Summary
In City of Buffalo v. Linsman (113 App. Div. 584) a municipal ordinance forbidding the peddling of fruits and farm or garden produce on the city streets of Buffalo between five A.M. and one P.M. was declared void as being class legislation, and in restraint of trade, upon the ground that it was in no sense a proper regulation, or necessary for the preservation of the public health, or the good government of the city.
Summary of this case from Cowan v. City of BuffaloOpinion
May 2, 1906.
John T. Ryan, for the appellant.
Louis E. Desbecker and William B. Frye, for the respondent.
The order of the Special Term and the judgment of the Municipal Court should be reversed, with costs.
The action was commenced by the arrest of the defendant upon a charge of violating section 1 of chapter 17 of the ordinances. The Municipal Court, after a trial, convicted defendant and fined him five dollars and costs. There was a judgment in Municipal Court, and, on appeal, an order of affirmance by the Special Term of the Supreme Court, but no judgment entered on such order. This appeal is from the order and not from any judgment.

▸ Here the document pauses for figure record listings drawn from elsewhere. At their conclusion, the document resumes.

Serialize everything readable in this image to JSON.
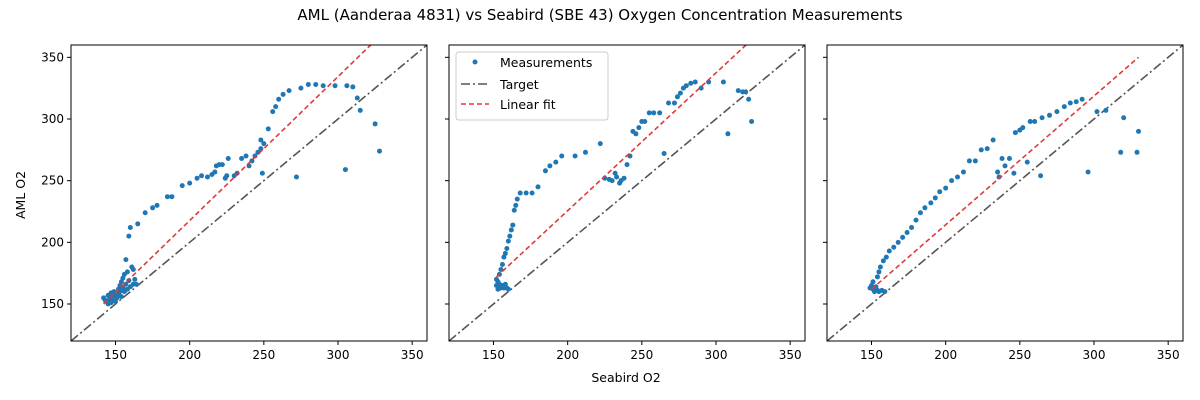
{
  "figure": {
    "title": "AML (Aanderaa 4831) vs Seabird (SBE 43) Oxygen Concentration Measurements",
    "xlabel": "Seabird O2",
    "ylabel": "AML O2"
  },
  "colors": {
    "points": "#1f77b4",
    "target": "#555555",
    "fit": "#e03a3a"
  },
  "legend": {
    "placement": "top-left of middle panel",
    "entries": [
      "Measurements",
      "Target",
      "Linear fit"
    ]
  },
  "chart_data": [
    {
      "type": "scatter",
      "xlim": [
        120,
        360
      ],
      "ylim": [
        120,
        360
      ],
      "xticks": [
        150,
        200,
        250,
        300,
        350
      ],
      "yticks": [
        150,
        200,
        250,
        300,
        350
      ],
      "show_yticks": true,
      "target": [
        [
          120,
          120
        ],
        [
          360,
          360
        ]
      ],
      "fit": [
        [
          142,
          150
        ],
        [
          322,
          360
        ]
      ],
      "points": [
        [
          142,
          155
        ],
        [
          143,
          153
        ],
        [
          144,
          152
        ],
        [
          145,
          157
        ],
        [
          145,
          150
        ],
        [
          146,
          154
        ],
        [
          147,
          159
        ],
        [
          147,
          151
        ],
        [
          148,
          156
        ],
        [
          148,
          153
        ],
        [
          149,
          160
        ],
        [
          150,
          152
        ],
        [
          150,
          157
        ],
        [
          151,
          155
        ],
        [
          152,
          162
        ],
        [
          152,
          158
        ],
        [
          153,
          165
        ],
        [
          153,
          160
        ],
        [
          154,
          168
        ],
        [
          154,
          156
        ],
        [
          155,
          171
        ],
        [
          155,
          163
        ],
        [
          156,
          174
        ],
        [
          156,
          160
        ],
        [
          157,
          166
        ],
        [
          157,
          186
        ],
        [
          158,
          162
        ],
        [
          158,
          176
        ],
        [
          159,
          205
        ],
        [
          159,
          169
        ],
        [
          160,
          212
        ],
        [
          160,
          164
        ],
        [
          161,
          180
        ],
        [
          162,
          166
        ],
        [
          162,
          178
        ],
        [
          163,
          170
        ],
        [
          164,
          166
        ],
        [
          165,
          215
        ],
        [
          170,
          224
        ],
        [
          175,
          228
        ],
        [
          178,
          230
        ],
        [
          185,
          237
        ],
        [
          188,
          237
        ],
        [
          195,
          246
        ],
        [
          200,
          248
        ],
        [
          205,
          252
        ],
        [
          208,
          254
        ],
        [
          212,
          253
        ],
        [
          215,
          255
        ],
        [
          217,
          257
        ],
        [
          218,
          262
        ],
        [
          220,
          263
        ],
        [
          222,
          263
        ],
        [
          224,
          252
        ],
        [
          225,
          254
        ],
        [
          226,
          268
        ],
        [
          230,
          254
        ],
        [
          232,
          256
        ],
        [
          235,
          268
        ],
        [
          238,
          270
        ],
        [
          240,
          262
        ],
        [
          242,
          266
        ],
        [
          244,
          270
        ],
        [
          246,
          273
        ],
        [
          248,
          276
        ],
        [
          248,
          283
        ],
        [
          249,
          256
        ],
        [
          250,
          280
        ],
        [
          253,
          292
        ],
        [
          256,
          306
        ],
        [
          258,
          310
        ],
        [
          260,
          316
        ],
        [
          263,
          320
        ],
        [
          267,
          323
        ],
        [
          272,
          253
        ],
        [
          275,
          325
        ],
        [
          280,
          328
        ],
        [
          285,
          328
        ],
        [
          290,
          327
        ],
        [
          298,
          327
        ],
        [
          305,
          259
        ],
        [
          306,
          327
        ],
        [
          310,
          326
        ],
        [
          313,
          317
        ],
        [
          315,
          307
        ],
        [
          325,
          296
        ],
        [
          328,
          274
        ]
      ]
    },
    {
      "type": "scatter",
      "xlim": [
        120,
        360
      ],
      "ylim": [
        120,
        360
      ],
      "xticks": [
        150,
        200,
        250,
        300,
        350
      ],
      "yticks": [
        150,
        200,
        250,
        300,
        350
      ],
      "show_yticks": false,
      "target": [
        [
          120,
          120
        ],
        [
          360,
          360
        ]
      ],
      "fit": [
        [
          152,
          172
        ],
        [
          322,
          362
        ]
      ],
      "points": [
        [
          152,
          165
        ],
        [
          152,
          170
        ],
        [
          153,
          168
        ],
        [
          153,
          162
        ],
        [
          154,
          174
        ],
        [
          154,
          166
        ],
        [
          155,
          178
        ],
        [
          155,
          163
        ],
        [
          156,
          182
        ],
        [
          156,
          165
        ],
        [
          157,
          188
        ],
        [
          157,
          163
        ],
        [
          158,
          191
        ],
        [
          158,
          166
        ],
        [
          159,
          195
        ],
        [
          159,
          163
        ],
        [
          160,
          201
        ],
        [
          160,
          162
        ],
        [
          161,
          205
        ],
        [
          162,
          210
        ],
        [
          163,
          214
        ],
        [
          164,
          226
        ],
        [
          165,
          230
        ],
        [
          166,
          235
        ],
        [
          168,
          240
        ],
        [
          172,
          240
        ],
        [
          176,
          240
        ],
        [
          180,
          245
        ],
        [
          185,
          258
        ],
        [
          188,
          262
        ],
        [
          192,
          265
        ],
        [
          196,
          270
        ],
        [
          205,
          270
        ],
        [
          212,
          273
        ],
        [
          222,
          280
        ],
        [
          225,
          252
        ],
        [
          228,
          251
        ],
        [
          230,
          250
        ],
        [
          232,
          256
        ],
        [
          233,
          253
        ],
        [
          235,
          248
        ],
        [
          236,
          250
        ],
        [
          238,
          252
        ],
        [
          240,
          263
        ],
        [
          242,
          270
        ],
        [
          244,
          290
        ],
        [
          246,
          288
        ],
        [
          248,
          293
        ],
        [
          250,
          298
        ],
        [
          252,
          298
        ],
        [
          255,
          305
        ],
        [
          258,
          305
        ],
        [
          262,
          305
        ],
        [
          265,
          272
        ],
        [
          268,
          313
        ],
        [
          272,
          313
        ],
        [
          274,
          318
        ],
        [
          276,
          321
        ],
        [
          278,
          325
        ],
        [
          280,
          327
        ],
        [
          283,
          329
        ],
        [
          286,
          330
        ],
        [
          290,
          325
        ],
        [
          295,
          330
        ],
        [
          305,
          330
        ],
        [
          308,
          288
        ],
        [
          315,
          323
        ],
        [
          318,
          322
        ],
        [
          320,
          322
        ],
        [
          322,
          316
        ],
        [
          324,
          298
        ]
      ]
    },
    {
      "type": "scatter",
      "xlim": [
        120,
        360
      ],
      "ylim": [
        120,
        360
      ],
      "xticks": [
        150,
        200,
        250,
        300,
        350
      ],
      "yticks": [
        150,
        200,
        250,
        300,
        350
      ],
      "show_yticks": false,
      "target": [
        [
          120,
          120
        ],
        [
          360,
          360
        ]
      ],
      "fit": [
        [
          150,
          162
        ],
        [
          330,
          350
        ]
      ],
      "points": [
        [
          149,
          163
        ],
        [
          150,
          165
        ],
        [
          151,
          162
        ],
        [
          151,
          168
        ],
        [
          152,
          160
        ],
        [
          153,
          164
        ],
        [
          154,
          172
        ],
        [
          154,
          161
        ],
        [
          155,
          176
        ],
        [
          155,
          160
        ],
        [
          156,
          180
        ],
        [
          157,
          161
        ],
        [
          158,
          185
        ],
        [
          159,
          160
        ],
        [
          160,
          188
        ],
        [
          162,
          193
        ],
        [
          165,
          196
        ],
        [
          168,
          200
        ],
        [
          171,
          204
        ],
        [
          174,
          208
        ],
        [
          177,
          212
        ],
        [
          180,
          218
        ],
        [
          183,
          224
        ],
        [
          186,
          228
        ],
        [
          190,
          232
        ],
        [
          193,
          236
        ],
        [
          196,
          241
        ],
        [
          200,
          244
        ],
        [
          204,
          250
        ],
        [
          208,
          253
        ],
        [
          212,
          257
        ],
        [
          216,
          266
        ],
        [
          220,
          266
        ],
        [
          224,
          275
        ],
        [
          228,
          276
        ],
        [
          232,
          283
        ],
        [
          235,
          257
        ],
        [
          236,
          253
        ],
        [
          238,
          268
        ],
        [
          240,
          262
        ],
        [
          243,
          268
        ],
        [
          246,
          256
        ],
        [
          247,
          289
        ],
        [
          250,
          291
        ],
        [
          252,
          293
        ],
        [
          255,
          265
        ],
        [
          257,
          298
        ],
        [
          260,
          298
        ],
        [
          264,
          254
        ],
        [
          265,
          301
        ],
        [
          270,
          303
        ],
        [
          275,
          306
        ],
        [
          280,
          310
        ],
        [
          284,
          313
        ],
        [
          288,
          314
        ],
        [
          292,
          316
        ],
        [
          296,
          257
        ],
        [
          302,
          306
        ],
        [
          308,
          307
        ],
        [
          318,
          273
        ],
        [
          320,
          301
        ],
        [
          329,
          273
        ],
        [
          330,
          290
        ]
      ]
    }
  ]
}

The ordinance in question provides, in brief, so far as it affects the question here involved, that no person shall offer for sale upon the streets any merchandise without first obtaining a license from the mayor, and no person shall hawk, peddle or vend any fruits, farm or garden produce on the streets between five o'clock in the morning and one o'clock in the afternoon. The defendant, when arrested, was peddling vegetables on the streets, from a wagon, about eleven o'clock in the forenoon. He had a license from the county clerk, but none from the mayor of the city. He was a war veteran, and his license was issued under chapter 371 of the Laws of 1896, as amended by chapter 659 of the Laws of 1899, and chapter 566 of the Laws of 1904. By the terms of that act the defendant under his license had the right to hawk, peddle, vend and sell his own goods, wares and merchandise in this State. This act was apparently passed to relieve war veterans from taking the license provided for by section 60 et seq. of the Domestic Commerce Law of the State (Laws of 1896, chap. 376). This latter license, however, did not relieve a person from the effect of any municipal regulations as to license, but was in addition to any such regulations. (§ 64.) And the same would seem to be true under the Veteran Act. ( City of Gloversville v. Enos, 35 Misc. Rep. 724, 728, 729; revd. on other grounds, 70 App. Div. 326. )
There seems to be no controversy as to this proposition on the part of appellant here. No exemption from the provisions of the ordinance in question is claimed by reason of the license under the Veteran Act.
Section 17 of the city charter (Laws of 1891, chap. 105) provides that the common council shall enact ordinances to license and regulate hawkers and peddlers, and such other ordinances as shall be deemed expedient for the good government of the city, not inconsistent with the laws of the State. Under these provisions of the charter the ordinance in question was enacted. The ordinance was one licensing and regulating hawkers and peddlers, and was apparently deemed expedient for the good government of the city. Express power was, therefore, given to enact the ordinance, if it was not subject to objection as to its peculiar provision prohibiting hawking and peddling between the hours of the day named, five A.M. and one P.M. We are unable to see how it was necessary or proper to insert this provision in the ordinance. The design was quite apparent, to benefit grocers and shopkeepers dealing in such articles as the peddlers sold. It was inserted in the ordinance by the procurement and by reason of the importunity of the Retail Grocers' Association. It deprived the consumers of the opportunity to purchase their supplies of the peddlers and compelled them to patronize the grocers and shopkeepers. The prohibited hours covered the time when the supplies for the day would ordinarily be purchased. It was in no sense a proper regulation, and was in no way necessary for the preservation of the public health or the good government of the city. It was an unfair discrimination and in restraint of trade. It in no way tended to protect the public health or public order. Hawking and peddling is recognized as a legitimate business by the Legislature, and is so recognized by the city in its ordinances. This provision does not relate to the character of the licensees, or to the peace and quiet of the city. The portion of the day excluded would be no more disturbed than the later part of the day. It is needless to dilate upon the subject. This provision has no proper place in the ordinance. It was put there for an improper and illegal purpose, not as a regulation for the good government of the city, or to protect the public health, or the peace and quiet of the streets, but in the interest of the retail dealers and shopkeepers, improperly discriminating in their favor, and was class legislation and in restraint of trade.
The ordinance was, therefore, invalid and no conviction could properly be had for the violation thereof.
The judgment was erroneous and should be reversed and the defendant discharged.
All concurred, except McLENNAN, P.J., who dissented.
Order of Special Term and judgment of Municipal Court reversed with costs.